Turns out Bazzana was making R$40,000 per day — R$1.6 million over 40 days—selling ammunition directly to Comando Vermelho's top brass. Police found receipts in a CV leader's phone showing purchases of 44,000 cartridges and 14 assault rifles, including a .50 caliber weapon capable of shooting down aircraft. He used his sporting goods companies as fronts, with Pix payments traced directly to his personal and business accounts.

This happened after Bolsonaro loosened gun laws, when CAC registrations (hunters, shooters, collectors) exploded by over 400%. Legal gun clubs became the arms pipeline for the cartels. The shooting ranges where upstanding citizens practice their Second Amendment fantasies are literally the supply chain for gang wars.

Militias work the other end: clearing favelas, forging land titles, flipping property through fake co-ops. That money flows up into campaigns, megachurch construction, state contracts. Your "good Christians" and "anti-communist entrepreneurs" get rich off the body count.

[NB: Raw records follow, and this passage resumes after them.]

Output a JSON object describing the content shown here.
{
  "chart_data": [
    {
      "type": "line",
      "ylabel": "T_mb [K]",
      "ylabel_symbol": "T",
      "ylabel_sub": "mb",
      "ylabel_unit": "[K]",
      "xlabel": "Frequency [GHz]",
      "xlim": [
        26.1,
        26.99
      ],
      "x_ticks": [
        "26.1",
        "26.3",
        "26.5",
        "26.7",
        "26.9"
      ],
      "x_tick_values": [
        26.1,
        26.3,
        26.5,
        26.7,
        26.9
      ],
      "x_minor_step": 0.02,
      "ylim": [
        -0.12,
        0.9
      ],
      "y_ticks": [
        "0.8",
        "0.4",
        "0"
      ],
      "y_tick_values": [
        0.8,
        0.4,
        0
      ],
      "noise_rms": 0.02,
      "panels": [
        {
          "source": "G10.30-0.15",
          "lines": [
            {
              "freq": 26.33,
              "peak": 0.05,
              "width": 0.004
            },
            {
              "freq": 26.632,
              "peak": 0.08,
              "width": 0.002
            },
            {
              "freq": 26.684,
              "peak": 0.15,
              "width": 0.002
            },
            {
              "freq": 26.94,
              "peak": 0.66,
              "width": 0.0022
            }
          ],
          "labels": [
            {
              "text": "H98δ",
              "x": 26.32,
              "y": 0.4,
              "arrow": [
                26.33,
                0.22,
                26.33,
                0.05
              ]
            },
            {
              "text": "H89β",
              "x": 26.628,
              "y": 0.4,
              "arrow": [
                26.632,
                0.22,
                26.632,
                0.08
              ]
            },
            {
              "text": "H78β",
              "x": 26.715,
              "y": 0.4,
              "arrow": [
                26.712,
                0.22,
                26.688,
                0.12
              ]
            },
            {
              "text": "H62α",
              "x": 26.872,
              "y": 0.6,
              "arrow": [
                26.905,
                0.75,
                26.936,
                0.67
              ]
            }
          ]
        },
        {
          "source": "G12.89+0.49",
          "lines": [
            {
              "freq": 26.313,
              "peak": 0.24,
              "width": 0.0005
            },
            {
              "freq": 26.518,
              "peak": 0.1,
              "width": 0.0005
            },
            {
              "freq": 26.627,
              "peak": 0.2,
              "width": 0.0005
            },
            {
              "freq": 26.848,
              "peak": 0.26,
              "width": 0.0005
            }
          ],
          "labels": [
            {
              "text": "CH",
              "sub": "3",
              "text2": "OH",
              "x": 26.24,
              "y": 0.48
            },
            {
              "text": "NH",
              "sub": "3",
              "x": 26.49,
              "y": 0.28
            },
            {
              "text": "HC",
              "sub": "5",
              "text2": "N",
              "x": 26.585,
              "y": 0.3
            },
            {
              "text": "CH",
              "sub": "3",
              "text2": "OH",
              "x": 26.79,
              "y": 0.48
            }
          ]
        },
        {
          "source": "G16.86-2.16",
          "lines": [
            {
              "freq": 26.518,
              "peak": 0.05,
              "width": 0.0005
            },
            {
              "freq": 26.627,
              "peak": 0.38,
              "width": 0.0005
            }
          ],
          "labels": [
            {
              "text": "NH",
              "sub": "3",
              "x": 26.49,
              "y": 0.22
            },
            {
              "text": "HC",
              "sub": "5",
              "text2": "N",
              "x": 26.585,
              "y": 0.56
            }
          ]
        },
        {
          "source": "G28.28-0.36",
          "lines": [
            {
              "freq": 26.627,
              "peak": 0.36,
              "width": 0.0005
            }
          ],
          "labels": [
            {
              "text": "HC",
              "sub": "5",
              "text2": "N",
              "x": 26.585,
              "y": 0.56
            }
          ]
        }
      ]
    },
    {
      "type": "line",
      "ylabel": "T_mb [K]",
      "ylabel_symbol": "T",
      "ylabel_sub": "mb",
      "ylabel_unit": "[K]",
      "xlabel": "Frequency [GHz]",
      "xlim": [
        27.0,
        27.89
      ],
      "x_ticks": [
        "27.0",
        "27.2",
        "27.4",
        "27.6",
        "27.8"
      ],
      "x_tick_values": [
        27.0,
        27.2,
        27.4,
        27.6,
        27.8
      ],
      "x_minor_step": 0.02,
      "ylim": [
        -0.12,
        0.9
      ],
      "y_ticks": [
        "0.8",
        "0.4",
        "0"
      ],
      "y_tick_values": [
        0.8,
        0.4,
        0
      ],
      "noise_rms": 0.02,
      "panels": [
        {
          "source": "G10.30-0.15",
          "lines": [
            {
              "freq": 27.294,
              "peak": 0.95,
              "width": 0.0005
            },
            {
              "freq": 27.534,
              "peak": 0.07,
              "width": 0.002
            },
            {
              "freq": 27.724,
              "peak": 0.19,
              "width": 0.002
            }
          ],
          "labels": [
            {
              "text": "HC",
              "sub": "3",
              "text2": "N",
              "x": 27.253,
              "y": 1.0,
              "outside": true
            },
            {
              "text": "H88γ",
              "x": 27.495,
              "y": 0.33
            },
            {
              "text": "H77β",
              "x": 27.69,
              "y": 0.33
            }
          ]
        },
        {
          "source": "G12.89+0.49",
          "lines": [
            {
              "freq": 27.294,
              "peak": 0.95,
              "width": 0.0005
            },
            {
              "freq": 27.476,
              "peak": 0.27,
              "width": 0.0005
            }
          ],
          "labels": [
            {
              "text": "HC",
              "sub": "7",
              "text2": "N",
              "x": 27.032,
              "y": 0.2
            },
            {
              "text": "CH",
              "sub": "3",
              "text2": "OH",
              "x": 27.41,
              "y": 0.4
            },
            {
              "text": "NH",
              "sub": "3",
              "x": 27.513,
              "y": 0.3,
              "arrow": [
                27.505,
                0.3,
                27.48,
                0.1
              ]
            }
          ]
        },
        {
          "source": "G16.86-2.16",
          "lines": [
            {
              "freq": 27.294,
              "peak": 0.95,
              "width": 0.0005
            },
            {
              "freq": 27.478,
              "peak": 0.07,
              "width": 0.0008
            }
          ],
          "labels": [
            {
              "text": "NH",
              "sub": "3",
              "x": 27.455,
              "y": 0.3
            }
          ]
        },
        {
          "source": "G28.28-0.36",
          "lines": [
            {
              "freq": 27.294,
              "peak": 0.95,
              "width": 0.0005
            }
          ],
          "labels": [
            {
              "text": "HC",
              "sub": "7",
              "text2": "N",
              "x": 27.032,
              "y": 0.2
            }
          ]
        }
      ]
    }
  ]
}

The war on drugs is just cover. It's a smoke machine hiding how the system runs on what it claims to fight.

The Murder Economy

Here's the sick genius of it: Brazil's "security crisis" is a feature. Every massacre justifies bigger police budgets, new surveillance tech, military weapons contracts. Cops get bonuses based on kill counts. Private security companies, gun dealers, and evangelical media networks are all cashing in.

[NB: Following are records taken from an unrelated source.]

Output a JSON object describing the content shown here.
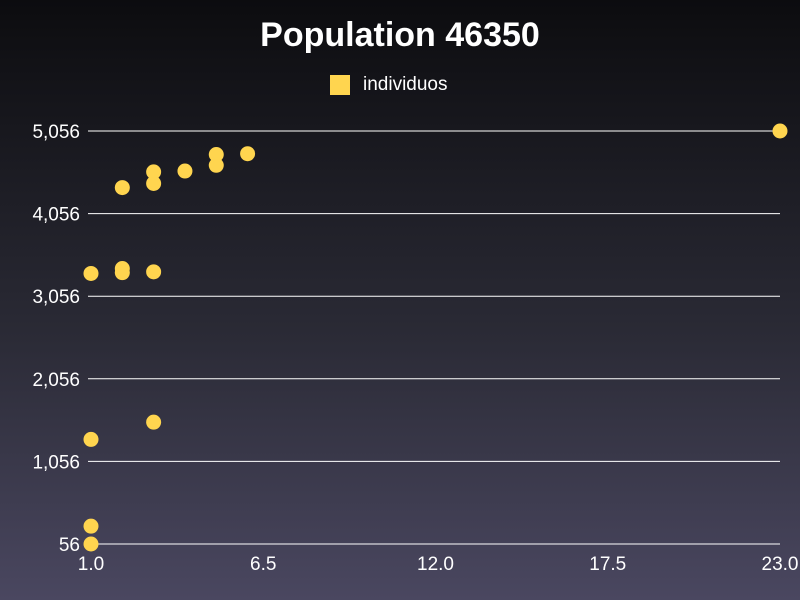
{
  "chart_data": {
    "type": "scatter",
    "title": "Population 46350",
    "legend": {
      "position": "top-center",
      "label": "individuos"
    },
    "series": [
      {
        "name": "individuos",
        "color": "#ffd54f",
        "points": [
          [
            1.0,
            56
          ],
          [
            1.0,
            272
          ],
          [
            1.0,
            1322
          ],
          [
            1.0,
            3331
          ],
          [
            2.0,
            3391
          ],
          [
            2.0,
            3341
          ],
          [
            2.0,
            4371
          ],
          [
            3.0,
            1531
          ],
          [
            3.0,
            3351
          ],
          [
            3.0,
            4421
          ],
          [
            3.0,
            4561
          ],
          [
            4.0,
            4571
          ],
          [
            5.0,
            4641
          ],
          [
            5.0,
            4771
          ],
          [
            6.0,
            4781
          ],
          [
            23.0,
            5056
          ]
        ]
      }
    ],
    "x_ticks": [
      "1.0",
      "6.5",
      "12.0",
      "17.5",
      "23.0"
    ],
    "x_range": [
      1.0,
      23.0
    ],
    "y_ticks": [
      "5,056",
      "4,056",
      "3,056",
      "2,056",
      "1,056",
      "56"
    ],
    "y_range": [
      56,
      5056
    ],
    "grid": "horizontal",
    "xlabel": "",
    "ylabel": ""
  }
}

Activist Vini Almeida nailed it:

"The war on drugs in Brazil is not a policy —it's a business plan disguised as policy."

As long as poor Black people keep dying, everyone up the chain keeps eating.

Death as Governance

This is what philosopher Achille Mbembe called "necropolitics" — running society by controlling who gets to live and who has to die. From the pulpit to the prison yard, from the governor's mansion to the favela alleyway, it's all the same game: control poor bodies, profit from their fear, wrap it in Jesus talk.

The families still fighting for justice after Marielle's murder get it. The community journalists documenting every killing get it. They understand that the violence isn't a failure of the system — it's what makes the system work.

In Brazil's holy war, the gangsters wear crosses, the cops are the cartel, and the body count is the quarterly earnings report. The blood isn't a side effect. It's the product.